I am a newbie and am wondering that will the model with the displacement map has a bit different from the high detailed model in Zbrush? (I am not familiar with the displacemap.) :rolleyes:

thanks

The way I thought of doing this (trying to recall from a quick glance from a tutorial by a user to connect an upper human body to an animal body.). Not sure if it might take time or not be perfect. But to start, merge all the parts into one subtool (still separate meshes) while at lowest but similar subdivision levels where they near match. Also make another tool with them all merged at their highest detail.
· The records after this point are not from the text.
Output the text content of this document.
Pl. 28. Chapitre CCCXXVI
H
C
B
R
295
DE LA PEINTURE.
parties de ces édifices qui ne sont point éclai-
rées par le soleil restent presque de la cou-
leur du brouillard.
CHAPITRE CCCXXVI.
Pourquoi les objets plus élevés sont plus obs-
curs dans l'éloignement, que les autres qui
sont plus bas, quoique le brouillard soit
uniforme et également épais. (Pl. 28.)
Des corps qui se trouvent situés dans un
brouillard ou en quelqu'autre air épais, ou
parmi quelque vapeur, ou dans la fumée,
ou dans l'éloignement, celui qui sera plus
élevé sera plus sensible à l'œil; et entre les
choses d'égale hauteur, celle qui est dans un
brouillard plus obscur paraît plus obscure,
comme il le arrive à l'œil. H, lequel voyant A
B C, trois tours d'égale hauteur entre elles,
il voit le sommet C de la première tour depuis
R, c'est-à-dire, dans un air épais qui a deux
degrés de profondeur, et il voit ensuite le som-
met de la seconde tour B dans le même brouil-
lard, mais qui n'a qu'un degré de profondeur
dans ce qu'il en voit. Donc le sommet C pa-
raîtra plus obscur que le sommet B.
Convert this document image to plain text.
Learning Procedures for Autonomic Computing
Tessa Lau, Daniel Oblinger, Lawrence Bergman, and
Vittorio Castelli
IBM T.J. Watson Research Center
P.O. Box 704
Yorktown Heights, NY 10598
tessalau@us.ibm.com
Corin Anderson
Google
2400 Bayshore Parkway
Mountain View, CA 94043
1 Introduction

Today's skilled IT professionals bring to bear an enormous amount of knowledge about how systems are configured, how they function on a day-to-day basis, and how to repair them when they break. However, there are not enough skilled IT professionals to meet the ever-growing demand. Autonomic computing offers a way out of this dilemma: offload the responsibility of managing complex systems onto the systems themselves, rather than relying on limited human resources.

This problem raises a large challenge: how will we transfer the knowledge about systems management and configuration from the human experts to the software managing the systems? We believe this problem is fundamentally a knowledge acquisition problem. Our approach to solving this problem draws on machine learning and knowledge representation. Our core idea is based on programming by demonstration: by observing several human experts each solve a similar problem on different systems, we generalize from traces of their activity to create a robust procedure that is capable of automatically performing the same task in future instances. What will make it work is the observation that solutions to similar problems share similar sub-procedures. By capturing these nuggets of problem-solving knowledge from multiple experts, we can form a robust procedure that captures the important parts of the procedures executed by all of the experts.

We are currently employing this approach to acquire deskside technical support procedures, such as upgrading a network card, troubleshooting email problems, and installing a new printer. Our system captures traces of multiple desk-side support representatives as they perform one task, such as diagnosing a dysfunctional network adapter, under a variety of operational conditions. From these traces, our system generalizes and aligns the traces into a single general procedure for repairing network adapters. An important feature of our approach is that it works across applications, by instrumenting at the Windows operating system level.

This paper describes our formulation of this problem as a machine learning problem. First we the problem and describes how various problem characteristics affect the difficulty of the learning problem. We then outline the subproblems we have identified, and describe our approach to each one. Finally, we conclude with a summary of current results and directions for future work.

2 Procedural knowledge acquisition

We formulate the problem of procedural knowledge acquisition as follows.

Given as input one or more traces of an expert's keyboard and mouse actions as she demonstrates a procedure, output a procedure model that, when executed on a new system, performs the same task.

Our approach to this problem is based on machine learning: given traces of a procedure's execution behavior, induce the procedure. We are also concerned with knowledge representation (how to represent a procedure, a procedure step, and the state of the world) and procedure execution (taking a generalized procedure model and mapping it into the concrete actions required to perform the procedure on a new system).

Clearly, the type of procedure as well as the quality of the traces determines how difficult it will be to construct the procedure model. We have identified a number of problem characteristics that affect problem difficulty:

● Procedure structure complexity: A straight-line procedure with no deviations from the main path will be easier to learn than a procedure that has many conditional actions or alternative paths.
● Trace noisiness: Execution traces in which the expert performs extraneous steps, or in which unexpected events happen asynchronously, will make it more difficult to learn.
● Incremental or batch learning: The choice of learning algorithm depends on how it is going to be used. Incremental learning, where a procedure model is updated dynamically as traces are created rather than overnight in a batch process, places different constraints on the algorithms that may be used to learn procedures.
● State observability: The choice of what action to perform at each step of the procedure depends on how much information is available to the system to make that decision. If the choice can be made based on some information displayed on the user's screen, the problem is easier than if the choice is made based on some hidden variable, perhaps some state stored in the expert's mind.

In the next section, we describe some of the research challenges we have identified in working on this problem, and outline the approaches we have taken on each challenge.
Take the merged low detail as a rigging for a zsphere, then go to edit topology, then hold down that key (forget which) to brush the topology lines of the rigged low poly model into the new topology and stopping at where each body part connects. Then manually do the rest of the topology to connect them togethor. Make a new polymesh from that topology with no subdivision.

Then use the merged high poly tool as rigging for a zsphere this time. Then under topology, choose append or import to grab the new tool you created with the parts you just manually connected with topology. Then basically try to project the detail of the highpoly into this new one piece mesh. Will require some settings to prevent polys from jumping out.

I suppose there could be a bit of a pinch where the parts connected. But that shouldn’t be too hard to fix.